When a patient arrives to see a physician on time for a scheduled appointment, having to wait an extended amount of time can be a very frustrating experience. While they realize that doctors are busy and their time is important, they also feel that their own time is important. Being left to sit in a waiting room well past the time of his or her appointment often leaves the patient feeling disrespected and as if the doctor or practice doesn’t care. It is essential that doctors know how to minimize patient wait time. While waiting is sometimes inevitable, there are ways to reduce patient wait time and make it easier to cope with when it cannot be prevented.
Quite often, poor scheduling is the source of lengthy wait times. One common problem is that many practices schedule the first appointment of the day for the same time the office opens. If both the staff and the first patient of the day arrive at 9:00 each morning, chances are not good that the patient will actually be seen at that time because it takes the staff a little while to prepare for the day. Even if that patient is seen by 9:20, you are still starting off twenty minutes behind schedule every day. Another common issue is double-booking in anticipation that some people will not show up. This is a recipe for disaster that almost always throws a schedule off track.
Ways to Minimize Patient Wait Time
There are several ways to minimize patient wait time. One of the easiest ways to keep things running smoothly is by scheduling patient bookings at short internals. Scheduling one patient every five to ten minutes is usually better than booking two or three every 15 to 20 minutes. In addition, let patients know how much time they have been allotted when they are scheduling, and gently remind them again during their visit. Patients often use up a lot of time simply because they were never told how much time they actually have. Don’t be pushy, but try not to let appointments run over.

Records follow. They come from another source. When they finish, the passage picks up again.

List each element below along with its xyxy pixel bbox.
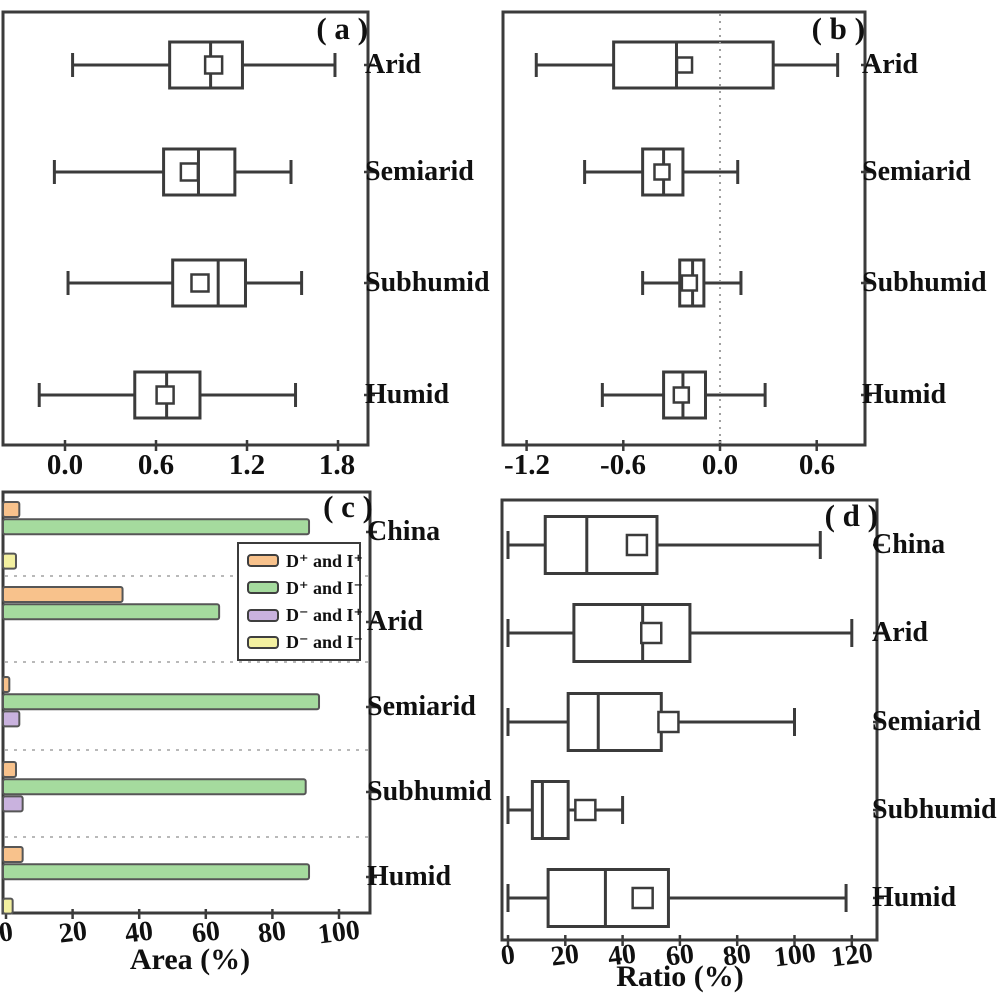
- legend-row-3: D⁻ and I⁻: [247, 632, 363, 652]
- panel-b-tick-3: 0.6: [798, 449, 836, 481]
- legend: D⁺ and I⁺ D⁺ and I⁻ D⁻ and I⁺ D⁻ and I⁻: [237, 542, 363, 661]
- legend-label-3: D⁻ and I⁻: [286, 632, 364, 653]
- panel-a-tick-1: 0.6: [137, 449, 175, 481]
- legend-row-2: D⁻ and I⁺: [247, 605, 363, 625]
- legend-row-1: D⁺ and I⁻: [247, 578, 363, 598]
- panel-a-category-humid: Humid: [365, 379, 450, 410]
- legend-label-0: D⁺ and I⁺: [286, 550, 364, 571]
- legend-label-1: D⁺ and I⁻: [286, 577, 364, 598]
- panel-b-letter: ( b ): [811, 11, 865, 46]
- panel-b-category-arid: Arid: [862, 49, 918, 80]
- panel-a-category-semiarid: Semiarid: [365, 156, 474, 187]
- panel-d-boxplot-canvas: [500, 498, 884, 946]
- panel-a-letter: ( a ): [316, 11, 368, 46]
- legend-swatch-d-minus-i-plus: [247, 608, 279, 622]
- panel-a-tick-2: 1.2: [228, 449, 266, 481]
- panel-d-category-subhumid: Subhumid: [872, 794, 997, 825]
- panel-d-xaxis-title: Ratio (%): [616, 960, 744, 993]
- panel-c-letter: ( c ): [323, 489, 373, 524]
- legend-swatch-d-plus-i-plus: [247, 554, 279, 568]
- panel-a-category-arid: Arid: [365, 49, 421, 80]
- panel-c-category-subhumid: Subhumid: [367, 776, 492, 807]
- legend-swatch-d-minus-i-minus: [247, 635, 279, 649]
- panel-b-category-subhumid: Subhumid: [862, 267, 987, 298]
- panel-b-category-semiarid: Semiarid: [862, 156, 971, 187]
- panel-c-xaxis-title: Area (%): [129, 943, 251, 976]
- panel-c-barchart-canvas: [1, 490, 377, 919]
- panel-d-category-arid: Arid: [872, 617, 928, 648]
- panel-d-category-humid: Humid: [872, 882, 957, 913]
- panel-a-tick-0: 0.0: [46, 449, 84, 481]
- panel-a-category-subhumid: Subhumid: [365, 267, 490, 298]
- panel-d-category-china: China: [872, 529, 946, 560]
- panel-b-tick-0: -1.2: [504, 449, 550, 481]
- panel-b-boxplot-canvas: [501, 10, 872, 451]
- legend-swatch-d-plus-i-minus: [247, 581, 279, 595]
- panel-a-tick-3: 1.8: [318, 449, 356, 481]
- panel-c-category-arid: Arid: [367, 606, 423, 637]
- panel-c-category-semiarid: Semiarid: [367, 691, 476, 722]
- legend-label-2: D⁻ and I⁺: [286, 605, 364, 626]
- panel-b-tick-1: -0.6: [600, 449, 646, 481]
- panel-d-letter: ( d ): [824, 498, 878, 533]
- panel-d-category-semiarid: Semiarid: [872, 706, 981, 737]
- panel-c-category-china: China: [367, 516, 441, 547]
- panel-a-boxplot-canvas: [1, 10, 375, 451]
- panel-b-tick-2: 0.0: [701, 449, 739, 481]
- legend-row-0: D⁺ and I⁺: [247, 551, 363, 571]
- panel-c-category-humid: Humid: [367, 861, 452, 892]
- panel-b-category-humid: Humid: [862, 379, 947, 410]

Sometimes emergencies do come up, and getting off track is inevitable. Most patients understand this and do not mind waiting from time to time. To make their visit as pleasant as possible, there are several things you can do to make waiting more bearable. Making the waiting room pleasant and providing magazines to read is a good place to start. Today, many practices also offer free WiFi so patients can browse the Web while they wait.
Communication is also essential. It is much easier to wait an extra 15 minutes if someone lets you know that it is going to be 15 minutes as opposed to leaving you to wait indefinitely. When extended patient wait time cannot be avoided, an apology and brief explanation means a lot, especially if it comes directly from the doctor. Taking a few seconds to stop by the waiting room to apologize, explain that there has been an emergency or other delay, state the anticipated wait time and let patients know that they are free to reschedule means a lot and shows that you respect them and their time.